More recently, the CCI also used available policy definitions to determine the relevant markets in a case against Flipkart. As IT law gives legal recognition to all electronic communications and commerce, which include OTT services, the IT ministry should take on the task of defining various OTT services using a modern IT policy. Ideally, this should precede TRAI's regulatory pronouncements, as it is a firm rule of law that the delegated power available to regulators is limited to what is envisaged by their parent laws. Importantly, a legislator can not delegate "essential legislative functions" to a body such as TRAI.
In addition, global best practices can provide templates for greater institutional coherence between regulators such as TRAI and CCI. For example, the 1945-1945 British Enterprise and Reform Act has strengthened the role of the Competition and Market Authority (CMA) and has requested consultations with the relevant sectoral regulators to resolve jurisdictional issues. In addition, it requires the exchange of information on possible antitrust issues in all markets.
Likewise, the South African Competition Commission has completed several MoUs with the regulators of the sector. These agreements are based on the provisions of South African Competition Law, under which the Competition Regulatory Authority is responsible for negotiating agreements with its sector-specific regulatory authorities.

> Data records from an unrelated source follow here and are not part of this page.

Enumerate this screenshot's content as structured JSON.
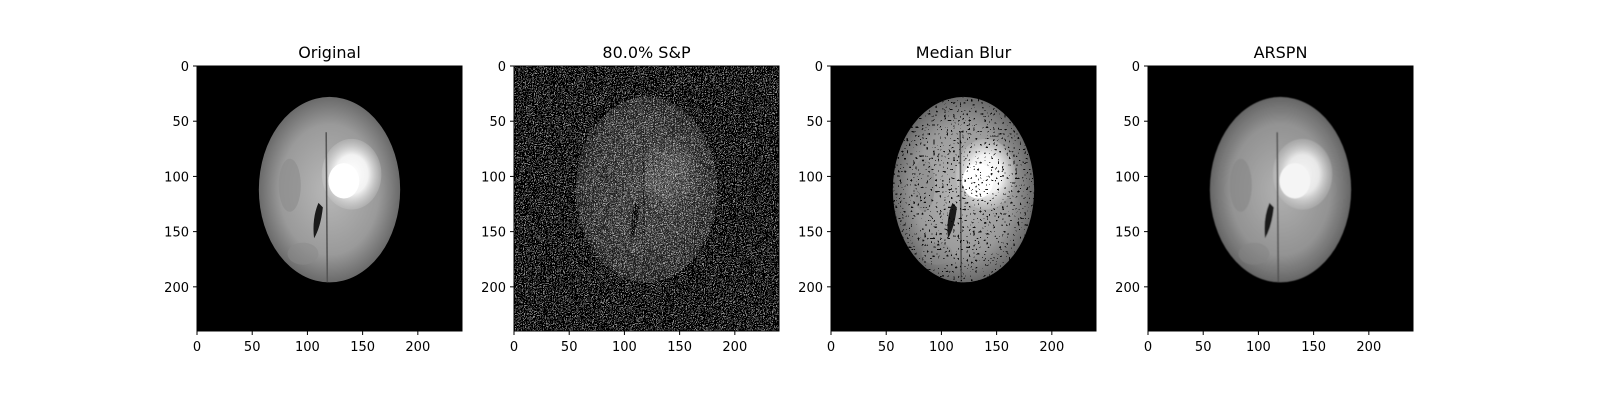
{
  "figure": {
    "background": "#ffffff",
    "axis_ticks": {
      "x": [
        "0",
        "50",
        "100",
        "150",
        "200"
      ],
      "y": [
        "0",
        "50",
        "100",
        "150",
        "200"
      ]
    },
    "panels": [
      {
        "title": "Original",
        "image": "brain-mri-axial-slice"
      },
      {
        "title": "80.0% S&P",
        "image": "salt-and-pepper-noisy-slice"
      },
      {
        "title": "Median Blur",
        "image": "median-filtered-slice"
      },
      {
        "title": "ARSPN",
        "image": "arspn-restored-slice"
      }
    ]
  }
}
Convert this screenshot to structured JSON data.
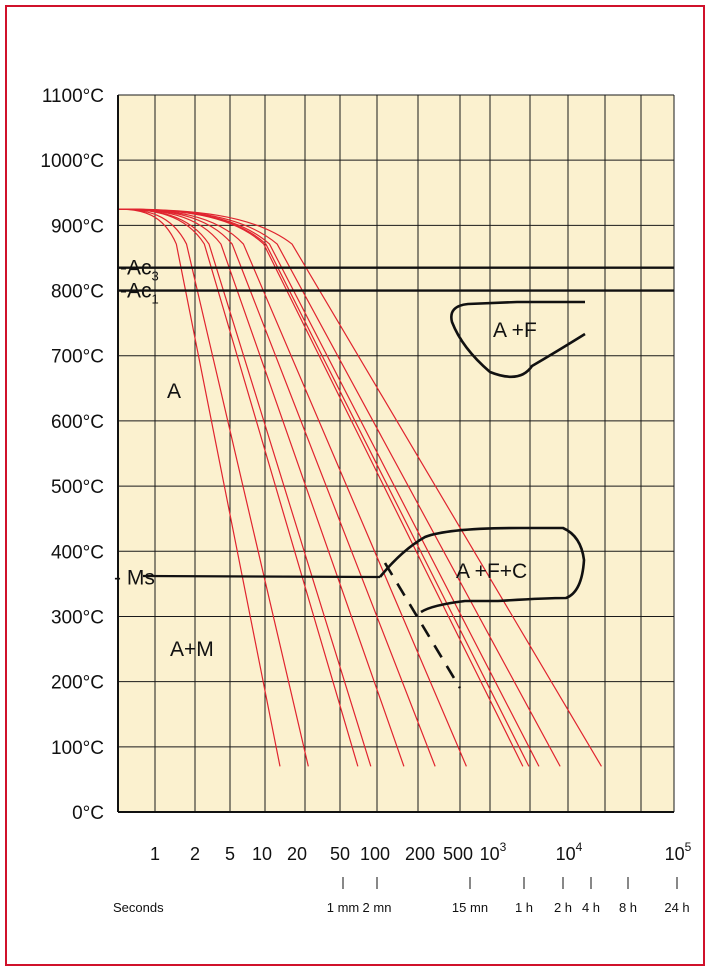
{
  "chart_data": {
    "type": "line",
    "title": "",
    "xlabel": "",
    "ylabel": "",
    "xscale": "log",
    "ylim": [
      0,
      1100
    ],
    "y_ticks": [
      "0°C",
      "100°C",
      "200°C",
      "300°C",
      "400°C",
      "500°C",
      "600°C",
      "700°C",
      "800°C",
      "900°C",
      "1000°C",
      "1100°C"
    ],
    "x_ticks": [
      {
        "label": "1",
        "sup": ""
      },
      {
        "label": "2",
        "sup": ""
      },
      {
        "label": "5",
        "sup": ""
      },
      {
        "label": "10",
        "sup": ""
      },
      {
        "label": "20",
        "sup": ""
      },
      {
        "label": "50",
        "sup": ""
      },
      {
        "label": "100",
        "sup": ""
      },
      {
        "label": "200",
        "sup": ""
      },
      {
        "label": "500",
        "sup": ""
      },
      {
        "label": "10",
        "sup": "3"
      },
      {
        "label": "10",
        "sup": "4"
      },
      {
        "label": "10",
        "sup": "5"
      }
    ],
    "time_units_label": "Seconds",
    "time_ticks": [
      "1 mm",
      "2 mn",
      "15 mn",
      "1 h",
      "2 h",
      "4 h",
      "8 h",
      "24 h"
    ],
    "critical_temps": [
      {
        "name": "Ac",
        "sub": "3",
        "value": 835
      },
      {
        "name": "Ac",
        "sub": "1",
        "value": 800
      },
      {
        "name": "Ms",
        "sub": "",
        "value": 360
      }
    ],
    "regions": [
      "A",
      "A +F",
      "A +F+C",
      "A+M"
    ],
    "cooling_curves_end_seconds": [
      16,
      30,
      90,
      120,
      250,
      500,
      1000,
      3500,
      4000,
      5000,
      8000,
      20000
    ],
    "start_temperature": 925,
    "colors": {
      "background": "#fbf1cf",
      "grid": "#1a1a1a",
      "cooling": "#e0242f",
      "phase": "#111111",
      "frame": "#d0112b"
    }
  }
}
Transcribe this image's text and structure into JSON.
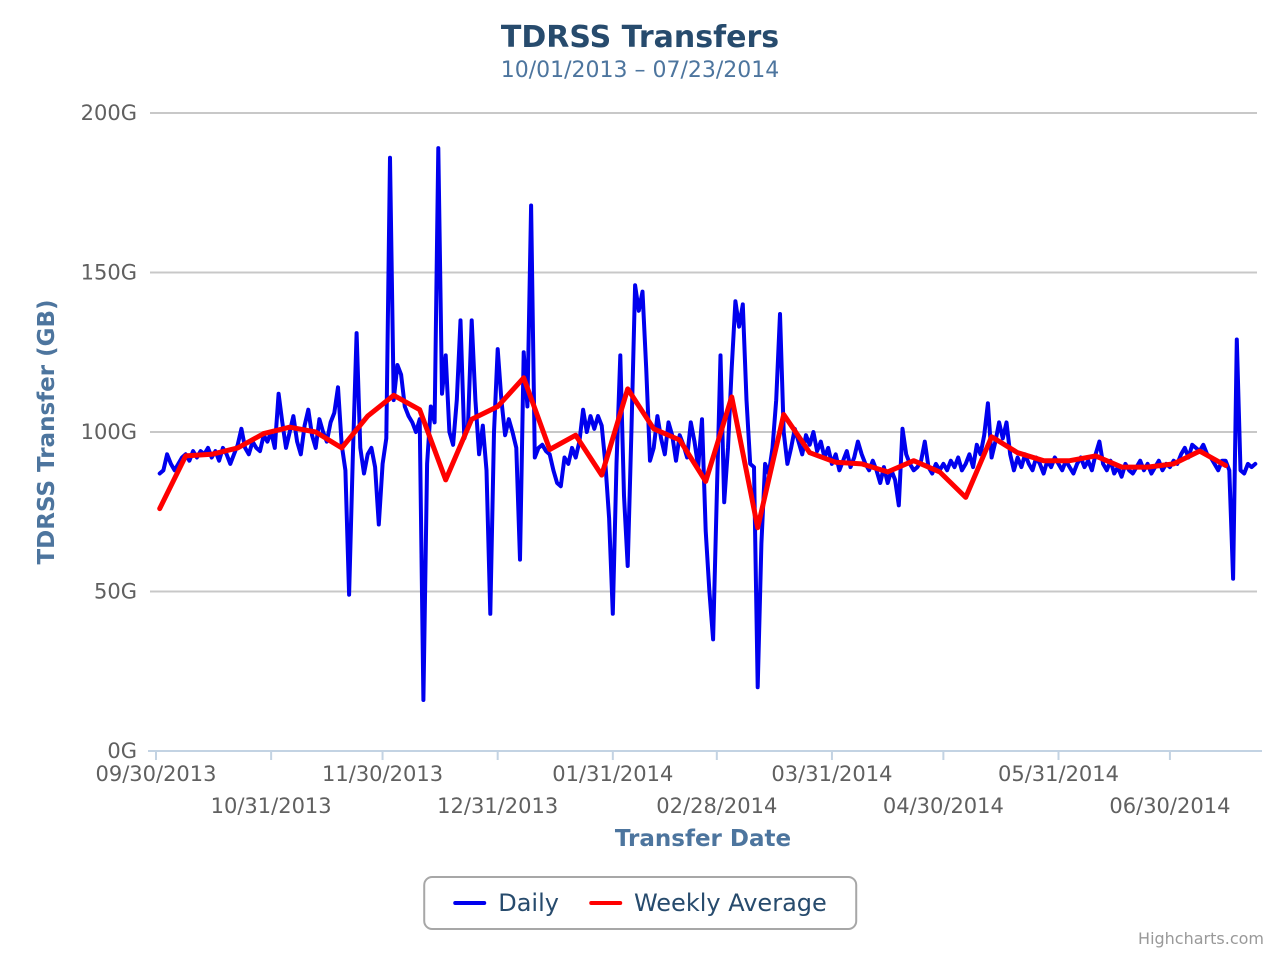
{
  "chart": {
    "title": "TDRSS Transfers",
    "subtitle": "10/01/2013 – 07/23/2014",
    "credit": "Highcharts.com"
  },
  "chart_data": {
    "type": "line",
    "title": "TDRSS Transfers",
    "subtitle": "10/01/2013 – 07/23/2014",
    "xlabel": "Transfer Date",
    "ylabel": "TDRSS Transfer (GB)",
    "ylim": [
      0,
      200
    ],
    "grid": "horizontal-only",
    "legend_position": "bottom-center",
    "colors": {
      "grid": "#c8c8c8",
      "axis_line": "#c3d3e3",
      "tick_label": "#606060",
      "title": "#274b6d",
      "subtitle": "#4d759e",
      "axis_title": "#4d759e",
      "legend_text": "#274b6d",
      "credit": "#999999"
    },
    "yticks": [
      {
        "value": 0,
        "label": "0G"
      },
      {
        "value": 50,
        "label": "50G"
      },
      {
        "value": 100,
        "label": "100G"
      },
      {
        "value": 150,
        "label": "150G"
      },
      {
        "value": 200,
        "label": "200G"
      }
    ],
    "xticks": [
      {
        "label": "09/30/2013",
        "day": 0
      },
      {
        "label": "10/31/2013",
        "day": 31
      },
      {
        "label": "11/30/2013",
        "day": 61
      },
      {
        "label": "12/31/2013",
        "day": 92
      },
      {
        "label": "01/31/2014",
        "day": 123
      },
      {
        "label": "02/28/2014",
        "day": 151
      },
      {
        "label": "03/31/2014",
        "day": 182
      },
      {
        "label": "04/30/2014",
        "day": 212
      },
      {
        "label": "05/31/2014",
        "day": 243
      },
      {
        "label": "06/30/2014",
        "day": 273
      }
    ],
    "series": [
      {
        "name": "Daily",
        "color": "#0000ee",
        "start_date": "10/01/2013",
        "interval_days": 1,
        "start_day": 1,
        "unit": "GB",
        "values": [
          87,
          88,
          93,
          90,
          88,
          90,
          92,
          93,
          91,
          94,
          92,
          94,
          93,
          95,
          92,
          94,
          91,
          95,
          93,
          90,
          93,
          96,
          101,
          95,
          93,
          97,
          95,
          94,
          99,
          97,
          100,
          95,
          112,
          103,
          95,
          100,
          105,
          97,
          93,
          102,
          107,
          99,
          95,
          104,
          100,
          97,
          103,
          106,
          114,
          96,
          88,
          49,
          92,
          131,
          95,
          87,
          93,
          95,
          89,
          71,
          90,
          98,
          186,
          110,
          121,
          118,
          108,
          105,
          103,
          100,
          104,
          16,
          90,
          108,
          103,
          189,
          112,
          124,
          100,
          96,
          110,
          135,
          98,
          102,
          135,
          110,
          93,
          102,
          88,
          43,
          100,
          126,
          110,
          99,
          104,
          100,
          95,
          60,
          125,
          108,
          171,
          92,
          95,
          96,
          94,
          93,
          88,
          84,
          83,
          92,
          90,
          95,
          92,
          97,
          107,
          100,
          105,
          101,
          105,
          102,
          90,
          73,
          43,
          90,
          124,
          80,
          58,
          100,
          146,
          138,
          144,
          120,
          91,
          95,
          105,
          98,
          93,
          103,
          99,
          91,
          99,
          96,
          92,
          103,
          97,
          89,
          104,
          69,
          50,
          35,
          80,
          124,
          78,
          95,
          120,
          141,
          133,
          140,
          110,
          90,
          89,
          20,
          65,
          90,
          87,
          95,
          110,
          137,
          100,
          90,
          95,
          101,
          97,
          93,
          99,
          96,
          100,
          94,
          97,
          92,
          95,
          90,
          93,
          88,
          91,
          94,
          89,
          92,
          97,
          93,
          90,
          88,
          91,
          88,
          84,
          89,
          84,
          88,
          85,
          77,
          101,
          93,
          90,
          88,
          89,
          91,
          97,
          89,
          87,
          90,
          88,
          90,
          88,
          91,
          89,
          92,
          88,
          90,
          93,
          89,
          96,
          93,
          99,
          109,
          92,
          97,
          103,
          98,
          103,
          93,
          88,
          92,
          89,
          93,
          90,
          88,
          92,
          90,
          87,
          91,
          89,
          92,
          90,
          88,
          91,
          89,
          87,
          90,
          92,
          89,
          91,
          88,
          93,
          97,
          90,
          88,
          91,
          87,
          89,
          86,
          90,
          88,
          87,
          89,
          91,
          88,
          90,
          87,
          89,
          91,
          88,
          90,
          89,
          91,
          90,
          93,
          95,
          92,
          96,
          95,
          94,
          96,
          93,
          92,
          90,
          88,
          91,
          91,
          88,
          54,
          129,
          88,
          87,
          90,
          89,
          90
        ]
      },
      {
        "name": "Weekly Average",
        "color": "#ff0000",
        "start_date": "10/01/2013",
        "interval_days": 7,
        "start_day": 1,
        "unit": "GB",
        "values": [
          76,
          92.5,
          93,
          95,
          99.5,
          101.5,
          100,
          95,
          105,
          111.5,
          107,
          85,
          104,
          108,
          117,
          94.5,
          99,
          86.5,
          113.5,
          101,
          97.5,
          84.5,
          111,
          70,
          105.5,
          93.5,
          90.5,
          90,
          87.5,
          91,
          87.5,
          79.5,
          98.5,
          93.5,
          91,
          91,
          92.5,
          89,
          89,
          90,
          94,
          89.5
        ]
      }
    ]
  }
}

In 2011, a senior committee of the Ministry of Enterprise (MCA) had also recommended to amend the Indian Competition Act to provide for binding consultations between the Chamber of Industry and Commerce and the sector regulators such as the TRAI. Despite this fact and the growing importance of antitrust law in digital markets, the Chamber of Commerce and Industry today is a haggard instance – without a special court of appeal and without the full strength of its board members. As another MCA committee has been formed this year to review competition law, it may be able to re-examine the upcoming recommendations and thus try to balance the competitive conditions between the regulators.
The authors are experts in technology policy at the Koan Advisory Group. New Delhi.